Pregnancy and lactation are both periods of increased micronutrient demand; however, lactation places unique and, for some nutrients, greater requirements on the mother to support human milk production. According to FAO/WHO/UNU, energy and protein requirements increase during lactation by approximately 669 kcal/day and 19 g/day, respectively, during the first six months, and by 460 kcal/day and 13 g/day thereafter (F.7963). Micronutrient requirements during lactation may exceed those of pregnancy and non-pregnant states, particularly for iodine, vitamin A, choline, and certain B vitamins (L.466, L.468). Furthermore, maternal intake and body stores of several nutrients directly influence human milk composition (e.g., iodine, selenium, choline, vitamins A, B12, and D, and DHA) (L.464). In contrast, for some nutrients, such as calcium and iron, milk concentrations less responsive to maternal intake, though severe deficiency may still compromise maternal status. In the general population, routine supplementation during lactation is recommended when dietary intake is insufficient, maternal deficiency is present, or requirements are unlikely to be met through diet alone, with particular attention to vitamin B12, vitamin D, choline, and DHA (L.464).

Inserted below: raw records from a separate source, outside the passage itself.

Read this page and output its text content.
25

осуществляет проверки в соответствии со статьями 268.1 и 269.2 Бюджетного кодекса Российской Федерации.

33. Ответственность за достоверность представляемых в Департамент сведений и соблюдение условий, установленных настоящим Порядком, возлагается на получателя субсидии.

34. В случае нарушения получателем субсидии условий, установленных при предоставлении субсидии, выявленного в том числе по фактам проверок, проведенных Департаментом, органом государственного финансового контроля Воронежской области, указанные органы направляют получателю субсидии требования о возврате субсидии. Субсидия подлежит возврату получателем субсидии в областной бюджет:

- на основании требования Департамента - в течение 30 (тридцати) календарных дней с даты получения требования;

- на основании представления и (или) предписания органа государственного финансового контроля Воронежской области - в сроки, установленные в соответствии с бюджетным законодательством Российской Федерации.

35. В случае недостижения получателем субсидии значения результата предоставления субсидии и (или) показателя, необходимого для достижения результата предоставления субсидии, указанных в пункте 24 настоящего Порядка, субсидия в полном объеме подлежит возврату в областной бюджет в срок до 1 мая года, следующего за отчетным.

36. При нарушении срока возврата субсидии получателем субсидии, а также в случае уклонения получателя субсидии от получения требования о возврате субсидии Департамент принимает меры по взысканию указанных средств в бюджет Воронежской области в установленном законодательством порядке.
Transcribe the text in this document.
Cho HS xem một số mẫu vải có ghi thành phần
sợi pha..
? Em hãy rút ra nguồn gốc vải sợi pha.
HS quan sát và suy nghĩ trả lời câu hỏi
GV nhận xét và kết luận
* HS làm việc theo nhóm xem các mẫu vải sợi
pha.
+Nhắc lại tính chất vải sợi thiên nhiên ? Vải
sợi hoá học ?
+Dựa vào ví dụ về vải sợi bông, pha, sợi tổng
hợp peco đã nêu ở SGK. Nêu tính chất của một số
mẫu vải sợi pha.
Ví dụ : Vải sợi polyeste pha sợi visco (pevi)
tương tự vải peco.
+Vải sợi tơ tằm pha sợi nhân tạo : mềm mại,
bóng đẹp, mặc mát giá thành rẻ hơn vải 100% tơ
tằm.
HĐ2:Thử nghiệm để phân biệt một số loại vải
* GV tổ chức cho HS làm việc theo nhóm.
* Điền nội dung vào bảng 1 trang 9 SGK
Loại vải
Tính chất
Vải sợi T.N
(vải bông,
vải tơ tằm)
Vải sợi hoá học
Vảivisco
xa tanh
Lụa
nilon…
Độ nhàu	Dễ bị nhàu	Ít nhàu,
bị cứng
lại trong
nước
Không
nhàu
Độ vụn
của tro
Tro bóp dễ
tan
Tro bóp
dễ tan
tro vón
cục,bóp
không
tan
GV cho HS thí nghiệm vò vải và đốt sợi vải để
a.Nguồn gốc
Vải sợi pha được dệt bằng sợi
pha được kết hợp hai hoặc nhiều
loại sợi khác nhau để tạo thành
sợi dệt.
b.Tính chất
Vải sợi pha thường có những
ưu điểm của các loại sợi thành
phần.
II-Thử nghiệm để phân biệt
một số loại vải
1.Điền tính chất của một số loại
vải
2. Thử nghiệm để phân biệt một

In women with UCD, successful lactation is feasible in the setting of adequate energy and nutrient intake (F.5937, F.7526). However, there is limited published information specific to lactation-related nutritional needs in UCDs. In a 2010 case report of a known OTC female who successfully initiated breastfeeding, protein intake was restricted to 50 g protein/day immediately after delivery and then increased to 1.2 g protein/kg/day by postpartum day three, along with slight increases in L-citrulline and sodium benzoate doses. She was discharged on day seven without metabolic decompensation (F.6276). A 2014 case report of CIT-I described continuation of arginine supplementation during breastfeeding with plans to gradually reduce the dose while closely monitoring of plasma ammonia and amino acids (F.7800). Specific micronutrient supplementation during lactation is not well described in the literature, though risks for nutrient deficiencies in individuals with UCD following a low protein diet are discussed under Recommendation 2.5.

Delphi 1 Results

The following treatment practices during pregnancy received unanimous agreement:

• A woman with a severe UCD should be supported to breastfeed if desired.
• A woman with a mild UCD should be supported to breastfeed if desired.